Will se leva de table et se retira dans sa chambre. Il ne le montrait pas, mais il était très ému de pouvoir parler avec son fils. Néanmoins, il était malheureux de voir autant de mélancolie dans son regard et essayait tant bien que mal de lui redonner le sourire.

Quincy se leva à son tour de table, il alla s'installer sur le bord d'une fenêtre de sa chambre aux couleurs froides. Depuis celle-ci, on pouvait distinctement voir les autres maisons, mais surtout le ciel et les étoiles, ce même ciel qu'il aimait tant regarder autrefois avec sa mère.

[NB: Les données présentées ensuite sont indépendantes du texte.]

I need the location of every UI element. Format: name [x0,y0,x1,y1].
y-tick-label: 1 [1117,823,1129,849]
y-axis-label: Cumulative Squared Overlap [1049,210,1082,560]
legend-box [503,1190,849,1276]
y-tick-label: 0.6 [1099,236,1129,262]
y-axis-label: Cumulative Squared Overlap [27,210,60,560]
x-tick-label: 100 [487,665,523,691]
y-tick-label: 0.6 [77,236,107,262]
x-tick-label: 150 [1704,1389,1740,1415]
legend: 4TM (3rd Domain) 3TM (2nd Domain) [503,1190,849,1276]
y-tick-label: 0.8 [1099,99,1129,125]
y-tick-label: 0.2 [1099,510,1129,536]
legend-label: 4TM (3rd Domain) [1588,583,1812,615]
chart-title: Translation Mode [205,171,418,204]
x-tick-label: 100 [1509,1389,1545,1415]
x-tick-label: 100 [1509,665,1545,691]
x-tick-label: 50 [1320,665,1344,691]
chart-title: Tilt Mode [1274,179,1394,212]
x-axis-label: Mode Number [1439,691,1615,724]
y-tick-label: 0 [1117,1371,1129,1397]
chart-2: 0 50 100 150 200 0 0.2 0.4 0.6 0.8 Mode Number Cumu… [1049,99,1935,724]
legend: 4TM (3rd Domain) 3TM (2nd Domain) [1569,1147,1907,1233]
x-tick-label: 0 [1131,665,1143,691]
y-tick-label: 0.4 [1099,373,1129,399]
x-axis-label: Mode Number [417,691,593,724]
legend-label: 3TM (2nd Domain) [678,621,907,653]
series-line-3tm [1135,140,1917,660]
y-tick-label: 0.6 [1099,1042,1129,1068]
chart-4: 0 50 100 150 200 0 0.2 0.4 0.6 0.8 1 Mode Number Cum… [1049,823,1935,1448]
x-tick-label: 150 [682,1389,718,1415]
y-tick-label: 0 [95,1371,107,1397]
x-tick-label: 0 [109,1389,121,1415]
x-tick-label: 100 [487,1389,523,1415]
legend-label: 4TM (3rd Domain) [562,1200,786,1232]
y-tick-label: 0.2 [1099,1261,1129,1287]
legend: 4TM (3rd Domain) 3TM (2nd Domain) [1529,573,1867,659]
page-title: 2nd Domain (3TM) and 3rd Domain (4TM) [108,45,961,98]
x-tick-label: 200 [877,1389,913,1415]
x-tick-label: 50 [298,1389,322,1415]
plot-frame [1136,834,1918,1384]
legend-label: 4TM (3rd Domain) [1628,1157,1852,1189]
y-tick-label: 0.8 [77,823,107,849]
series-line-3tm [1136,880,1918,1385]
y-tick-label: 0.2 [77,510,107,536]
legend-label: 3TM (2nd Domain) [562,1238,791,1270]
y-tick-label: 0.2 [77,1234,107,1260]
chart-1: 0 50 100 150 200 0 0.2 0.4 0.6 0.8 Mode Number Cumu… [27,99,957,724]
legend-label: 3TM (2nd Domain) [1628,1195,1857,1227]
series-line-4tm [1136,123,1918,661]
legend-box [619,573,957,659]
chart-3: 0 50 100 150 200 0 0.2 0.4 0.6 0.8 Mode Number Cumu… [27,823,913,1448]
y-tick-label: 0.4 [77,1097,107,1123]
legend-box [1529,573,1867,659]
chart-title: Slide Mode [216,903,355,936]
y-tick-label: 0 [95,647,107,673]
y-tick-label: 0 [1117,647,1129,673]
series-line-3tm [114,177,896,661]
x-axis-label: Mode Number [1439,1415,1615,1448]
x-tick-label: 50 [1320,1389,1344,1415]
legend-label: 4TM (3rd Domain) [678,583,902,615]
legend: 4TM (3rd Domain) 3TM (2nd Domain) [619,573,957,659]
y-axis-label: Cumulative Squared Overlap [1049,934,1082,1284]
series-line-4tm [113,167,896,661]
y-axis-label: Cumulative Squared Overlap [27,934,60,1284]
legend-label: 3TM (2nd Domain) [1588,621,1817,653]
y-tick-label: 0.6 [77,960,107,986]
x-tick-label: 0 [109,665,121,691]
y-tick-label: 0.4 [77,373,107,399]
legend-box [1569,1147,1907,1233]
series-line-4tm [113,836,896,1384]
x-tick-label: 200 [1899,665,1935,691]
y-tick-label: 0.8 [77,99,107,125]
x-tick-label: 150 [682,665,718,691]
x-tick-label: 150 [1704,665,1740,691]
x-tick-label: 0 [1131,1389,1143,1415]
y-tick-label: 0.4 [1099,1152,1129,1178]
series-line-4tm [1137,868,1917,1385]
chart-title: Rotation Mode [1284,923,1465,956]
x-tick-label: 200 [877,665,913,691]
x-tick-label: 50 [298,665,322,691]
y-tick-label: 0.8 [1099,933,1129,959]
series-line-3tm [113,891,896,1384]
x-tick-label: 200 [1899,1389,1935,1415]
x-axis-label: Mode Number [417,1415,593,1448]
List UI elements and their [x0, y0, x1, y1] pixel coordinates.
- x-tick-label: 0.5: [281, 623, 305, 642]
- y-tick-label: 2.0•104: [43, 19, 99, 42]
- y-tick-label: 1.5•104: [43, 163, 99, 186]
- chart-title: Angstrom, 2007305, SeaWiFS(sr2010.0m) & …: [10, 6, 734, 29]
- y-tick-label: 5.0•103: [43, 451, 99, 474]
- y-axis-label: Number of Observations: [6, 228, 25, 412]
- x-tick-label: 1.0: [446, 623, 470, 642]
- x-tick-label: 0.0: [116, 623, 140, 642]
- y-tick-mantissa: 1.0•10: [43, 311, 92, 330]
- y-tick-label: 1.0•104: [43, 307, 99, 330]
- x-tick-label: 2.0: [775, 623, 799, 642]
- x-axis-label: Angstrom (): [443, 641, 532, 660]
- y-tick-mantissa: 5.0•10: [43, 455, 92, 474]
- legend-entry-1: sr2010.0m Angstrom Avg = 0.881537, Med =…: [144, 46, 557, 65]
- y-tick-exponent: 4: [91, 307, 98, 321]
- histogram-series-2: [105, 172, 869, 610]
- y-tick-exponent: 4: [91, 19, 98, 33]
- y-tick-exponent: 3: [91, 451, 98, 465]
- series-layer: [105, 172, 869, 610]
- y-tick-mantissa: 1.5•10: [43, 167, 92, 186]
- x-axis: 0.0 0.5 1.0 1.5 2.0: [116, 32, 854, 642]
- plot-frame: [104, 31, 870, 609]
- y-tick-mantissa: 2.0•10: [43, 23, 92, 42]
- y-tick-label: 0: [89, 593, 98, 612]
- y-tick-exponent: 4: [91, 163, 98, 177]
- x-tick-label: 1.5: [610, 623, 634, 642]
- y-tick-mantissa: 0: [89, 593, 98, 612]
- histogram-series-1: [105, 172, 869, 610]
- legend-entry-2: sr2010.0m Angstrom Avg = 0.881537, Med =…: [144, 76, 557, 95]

Il se prit à se demander où elle pouvait bien être, si elle était encore en vie, si elle partageait le même ciel nocturne qu'il contemplait, et surtout, s'il occupait ses pensées. Il repensa aussi à cette femme qui l'avait aidé, il pensa à ces enfants qui l'avaient persécuté, à ses voisins qui s'étaient moqués de lui. Les larmes lui montèrent aux yeux, mais il luttait contre elles par peur de sombrer, et du sang coulait de sa bouche tant il serrait les dents pour se retenir de crier. Il passa sa première nuit sans savoir s'il s'était endormi de sommeil après une journée éreintante ou s'il avait disjoncté à cause de ses folies intérieures intermittentes.

Au petit matin, une toute autre atmosphère s'était installée, un rayon de soleil resplendissait tout le salon. En se levant, le garçon s'en délecta comme s'il dégustait un coulis de mandarine encore tiède. Il s'étira et s'aperçut que son petit-déjeuner avait soigneusement été préparé, il y avait un petit bol de lait, un verre de jus et deux petites brioches fraîches. En s'asseyant, il vit un petit mot posé sur la table.

"Quin,

Rends-toi à l'étage, troisième porte à gauche

quand tu auras fini ton petit-déj

Ps : Mange !"

Il avala donc ce qu'on avait préparé pour lui et se rendit à l'étage au-dessus. La troisième porte donnait sur un grand espace. En rentrant, il vit son père absorbé dans son travail, il manipulait avec grande précaution une éprouvette sur son bureau. Cet aspect sérieux était particulièrement frappant dans cette pièce où les choses étaient rangées rigoureusement. Il y avait un bureau pour la rédaction et un autre avec le nécessaire pour expérimenter toutes sortes de choses. En se rendant compte que son fils était arrivé, il posa ce qu'il avait dans les mains et l'invita à s'asseoir. Will ouvrit une vieille armoire grinçante de laquelle il sortit un ancien livre d'école tout poisseux.

— Tiens, aujourd'hui tu vas lire ce livre. Je fais exprès de commencer doucement par de l'histoire pour que tu t'habitues à ce nouveau rythme de vie, expliqua Will.

— Je dois lire tout ça aujourd'hui ? Demanda Quincy inquiet.

— Oui, ne t'en fais pas, ce livre est un condensé de toute l'histoire de l'Antiquité, du Moyen-Âge, des Temps Modernes, de l'Époque contemporaine, et enfin du Retro-Âge.

Son père mit au point pour lui un programme chargé. Quincy n'avait ainsi jamais vraiment le temps pour s'amuser ni pour penser à son ancienne vie, mais il finit par y prendre goût. Le garçon n'avait également pas droit de sortir à l'extérieur, et la seule visite qu'il recevait était celle de sa cousine germaine Inaya. C'était une petite fille gentille et pleine de vie, et qui, en dépit d'un manque d'esprit, avait le mérite de très bien tenir compagnie à son grand cousin et de supporter ses sautes d'humeur. Malgré cela, il demandait souvent à son père pourquoi il n'avait pas le droit de sortir, mais Will faisait tout à chaque fois pour esquiver ses questions.

Un jour, vers ses 12 ans, Quincy, qui en avait marre de ne pas avoir les réponses à ses questions, décida de fuguer. Il embarqua Inaya avec lui. Dans la nuit, il sortit discrètement et se rendit avec elle à un endroit qui l'avait toujours intrigué ; un très grand bâtiment sans fenêtre qu'il pouvait voir depuis sa chambre.